Correio Braziliense, n. 21533, 01/03/2022. Mundo, p. 3

Putin pode ser réu em Haia



Embora a Ucrânia e a Rússia não integrem o Tribunal Penal Internacional (TPI), em Haia, a Procuradoria da Corte pretende deflagrar uma investigação sobre crimes de guerra ou contra a humanidade no país invadido por Moscou. “Já encarreguei minha equipe de explorar todas as oportunidades de preservação de evidências”, anunciou, ontem, o procurador Karim Khan. A iniciativa foi exaltada pelo embaixador da Ucrânia na ONU, Sergiy Kyslytsya, durante a sessão extraordinária de emergência da Assembleia Geral, em Nova York, que decide, até amanhã, se condena a ofensiva, após o fracasso do Conselho de Segurança.

Khan afirmou que poderia pedir para os juízes do TPI aprovarem o inquérito, mas que seria mais rápido se um Estado membro do tribunal remetesse o caso ao seu gabinete. “Isso nos permitiria prosseguir ativa e imediatamente com as investigações independentes e objetivas.”

A Lituânia está disposta a fazer isso, segundo o jornal norte-americano The Washington Post. Ontem, a primeira-ministra, Ingrida Simonyte, solicitou a abertura de uma investigação sobre possíveis crimes de guerra cometidos pela Rússia e por Belarus. “O que (Vladmir) Putin está fazendo é assassinato, e espero que ele vá para Haia.”

Antes mesmo do anúncio de Khan, diversas organizações começaram a juntar evidências de crimes de guerra para usá-las em julgamentos futuros nos tribunais internacionais. Segundo o jornal britânico The Guardian, um deles é Eliot Higgins, fundador da agência de jornalismo investigativo Bellingcat. “Nosso objetivo é disponibilizar os dados para qualquer processo de responsabilização que queira usá-los. Pretendemos obter, no mínimo, dados de geolocalização e, em seguida, trabalhar para adicionar outros, como tipo de violação documentadas, munições apresentadas em vídeos etc.”

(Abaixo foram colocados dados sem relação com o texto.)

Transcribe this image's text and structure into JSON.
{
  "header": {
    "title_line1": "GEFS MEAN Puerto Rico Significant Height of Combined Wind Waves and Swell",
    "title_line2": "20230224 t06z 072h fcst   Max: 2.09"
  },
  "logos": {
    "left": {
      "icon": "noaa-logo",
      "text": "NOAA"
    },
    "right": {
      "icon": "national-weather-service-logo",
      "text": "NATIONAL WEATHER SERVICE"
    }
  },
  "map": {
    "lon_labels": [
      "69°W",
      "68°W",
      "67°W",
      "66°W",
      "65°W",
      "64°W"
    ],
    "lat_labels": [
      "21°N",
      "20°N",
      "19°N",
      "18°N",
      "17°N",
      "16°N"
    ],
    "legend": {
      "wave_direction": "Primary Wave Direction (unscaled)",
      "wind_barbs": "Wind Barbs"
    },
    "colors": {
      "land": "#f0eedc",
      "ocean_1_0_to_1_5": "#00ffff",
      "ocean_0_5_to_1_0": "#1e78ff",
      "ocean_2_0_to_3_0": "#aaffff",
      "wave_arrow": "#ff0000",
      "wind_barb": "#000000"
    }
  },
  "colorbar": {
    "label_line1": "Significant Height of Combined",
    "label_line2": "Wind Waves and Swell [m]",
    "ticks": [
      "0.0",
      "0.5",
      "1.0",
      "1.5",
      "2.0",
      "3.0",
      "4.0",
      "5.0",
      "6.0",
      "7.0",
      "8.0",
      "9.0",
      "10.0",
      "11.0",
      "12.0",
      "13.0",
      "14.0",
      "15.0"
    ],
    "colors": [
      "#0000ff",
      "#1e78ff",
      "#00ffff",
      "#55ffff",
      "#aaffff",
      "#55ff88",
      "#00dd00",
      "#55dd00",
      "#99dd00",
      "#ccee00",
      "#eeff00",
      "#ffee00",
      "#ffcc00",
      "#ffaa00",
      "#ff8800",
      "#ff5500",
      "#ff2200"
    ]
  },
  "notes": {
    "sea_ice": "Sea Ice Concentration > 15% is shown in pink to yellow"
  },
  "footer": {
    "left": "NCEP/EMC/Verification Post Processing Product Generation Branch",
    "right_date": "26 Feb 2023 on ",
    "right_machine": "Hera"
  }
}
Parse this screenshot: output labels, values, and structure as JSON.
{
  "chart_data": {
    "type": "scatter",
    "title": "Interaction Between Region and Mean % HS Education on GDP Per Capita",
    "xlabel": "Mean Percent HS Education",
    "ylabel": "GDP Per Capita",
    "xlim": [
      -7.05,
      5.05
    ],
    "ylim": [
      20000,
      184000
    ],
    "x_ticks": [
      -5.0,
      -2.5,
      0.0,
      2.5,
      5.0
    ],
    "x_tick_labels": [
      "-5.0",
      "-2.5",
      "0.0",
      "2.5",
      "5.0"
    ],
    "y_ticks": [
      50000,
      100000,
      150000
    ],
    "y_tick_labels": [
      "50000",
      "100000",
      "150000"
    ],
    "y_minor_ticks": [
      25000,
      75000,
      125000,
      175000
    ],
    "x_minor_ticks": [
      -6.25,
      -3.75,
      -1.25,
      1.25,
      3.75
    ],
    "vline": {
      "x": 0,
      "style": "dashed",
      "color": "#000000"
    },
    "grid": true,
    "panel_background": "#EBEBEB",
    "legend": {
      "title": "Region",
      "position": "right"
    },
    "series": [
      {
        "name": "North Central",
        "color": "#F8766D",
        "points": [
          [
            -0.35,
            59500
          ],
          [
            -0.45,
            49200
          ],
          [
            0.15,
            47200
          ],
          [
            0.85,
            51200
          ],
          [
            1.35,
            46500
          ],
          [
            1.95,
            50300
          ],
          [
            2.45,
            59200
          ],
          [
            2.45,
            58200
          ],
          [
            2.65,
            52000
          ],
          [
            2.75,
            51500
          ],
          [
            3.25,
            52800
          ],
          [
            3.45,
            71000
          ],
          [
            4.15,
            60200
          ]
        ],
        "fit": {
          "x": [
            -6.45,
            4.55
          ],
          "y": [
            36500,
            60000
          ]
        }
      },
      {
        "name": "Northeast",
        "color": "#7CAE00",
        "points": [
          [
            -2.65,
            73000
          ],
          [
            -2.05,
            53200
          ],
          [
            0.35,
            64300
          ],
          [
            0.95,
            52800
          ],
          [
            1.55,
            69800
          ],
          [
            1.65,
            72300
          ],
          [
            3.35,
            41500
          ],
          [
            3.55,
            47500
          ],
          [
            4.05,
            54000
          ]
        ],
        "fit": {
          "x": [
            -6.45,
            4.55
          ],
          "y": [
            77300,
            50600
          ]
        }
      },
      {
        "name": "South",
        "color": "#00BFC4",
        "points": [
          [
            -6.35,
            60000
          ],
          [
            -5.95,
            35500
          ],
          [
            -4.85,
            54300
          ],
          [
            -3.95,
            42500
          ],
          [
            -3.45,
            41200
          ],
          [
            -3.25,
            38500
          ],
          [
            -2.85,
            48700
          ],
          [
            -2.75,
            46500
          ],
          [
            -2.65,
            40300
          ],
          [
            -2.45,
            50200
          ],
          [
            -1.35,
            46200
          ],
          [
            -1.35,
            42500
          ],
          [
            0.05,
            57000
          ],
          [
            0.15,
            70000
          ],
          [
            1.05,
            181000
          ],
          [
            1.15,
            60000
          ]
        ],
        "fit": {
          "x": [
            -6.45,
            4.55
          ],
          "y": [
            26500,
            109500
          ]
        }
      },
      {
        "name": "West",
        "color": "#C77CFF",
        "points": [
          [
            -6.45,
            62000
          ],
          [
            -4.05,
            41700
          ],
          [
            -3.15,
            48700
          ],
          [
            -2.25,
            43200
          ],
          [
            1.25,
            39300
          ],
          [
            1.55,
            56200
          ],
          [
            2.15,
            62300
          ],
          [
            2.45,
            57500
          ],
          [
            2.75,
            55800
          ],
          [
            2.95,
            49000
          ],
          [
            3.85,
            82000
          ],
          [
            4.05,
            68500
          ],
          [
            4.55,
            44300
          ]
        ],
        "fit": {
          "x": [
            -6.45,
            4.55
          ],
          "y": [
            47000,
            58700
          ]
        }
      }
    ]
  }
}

Em 2020, a antecessora de Khan no TPI, Fatou Bensouda, declarou que havia provas suficientes do conflito no leste da Ucrânia e na Crimeia, iniciado em 2014, para iniciar uma investigação. Os juízes do TPI, contudo, não concordaram à época. Agora, o advogado britânico acredita que as coisas serão diferentes. “Em particular, estou convencido de que há uma base razoável para acreditar que tanto os supostos crimes de guerra quanto os crimes contra a humanidade foram cometidos na Ucrânia”, afirmou, em um comunicado. 

“Basta”

Em Nova York, mais de uma centena de oradores se inscreveram para falar na sessão excepcional dos 193 membros da ONU, a primeira do tipo a acontecer em 40 anos. A reunião começou com um minuto de silêncio em memória das vítimas do conflito que entra hoje no sexto dia. “Basta! Os combates devem parar”, declarou o secretário-geral da ONU, o português Antonio Guterres.

“Se a Ucrânia não sobreviver, não nos surpreendamos se a democracia falhar”, disse o embaixador ucraniano na ONU. 

Intitulado A agressão armada não provocada da Rússia contra a Ucrânia, o projeto de resolução promovido pelos europeus em coordenação com Kiev “condena, nos termos mais duros, a agressão da Rússia” contra a Ucrânia. “A guerra não é a resposta”, lembrou Guterres, antes de enfatizar que “precisamos de paz agora”.

O texto é similar ao apresentado por Estados Unidos e Albânia e rejeitado por um veto russo no Conselho de Segurança na sexta-feira. Exige a retirada imediata das tropas russas da Ucrânia e o fim dos combates. Seus autores esperam ultrapassar a centena de votos favoráveis na Assembleia, onde não há direito de veto.

No Conselho de Segurança, África e América Latina apoiaram a denúncia da invasão formulada por Estados Unidos e Europa. Na Assembleia Geral, espera-se que os apoiadores habituais de Moscou — Síria, Cuba, China, Índia e outros — fiquem ao lado da política russa, ou se abstenham de votar. “A Guerra Fria acabou há muito tempo. A mentalidade da Guerra Fria baseada no confronto de blocos deve ser abandonada. Não há nada a ganhar com o início de uma Nova Guerra Fria”, frisou o embaixador da China na ONU, Zhang Jun. Em breve discurso, mas contundente, ele disse que “deve-se respeitar a soberania e a integridade de todos os países”, bem como “todos os princípios da carta das Nações Unidas”. O resultado da sessão será um termômetro da evolução do mundo, segundo diplomatas.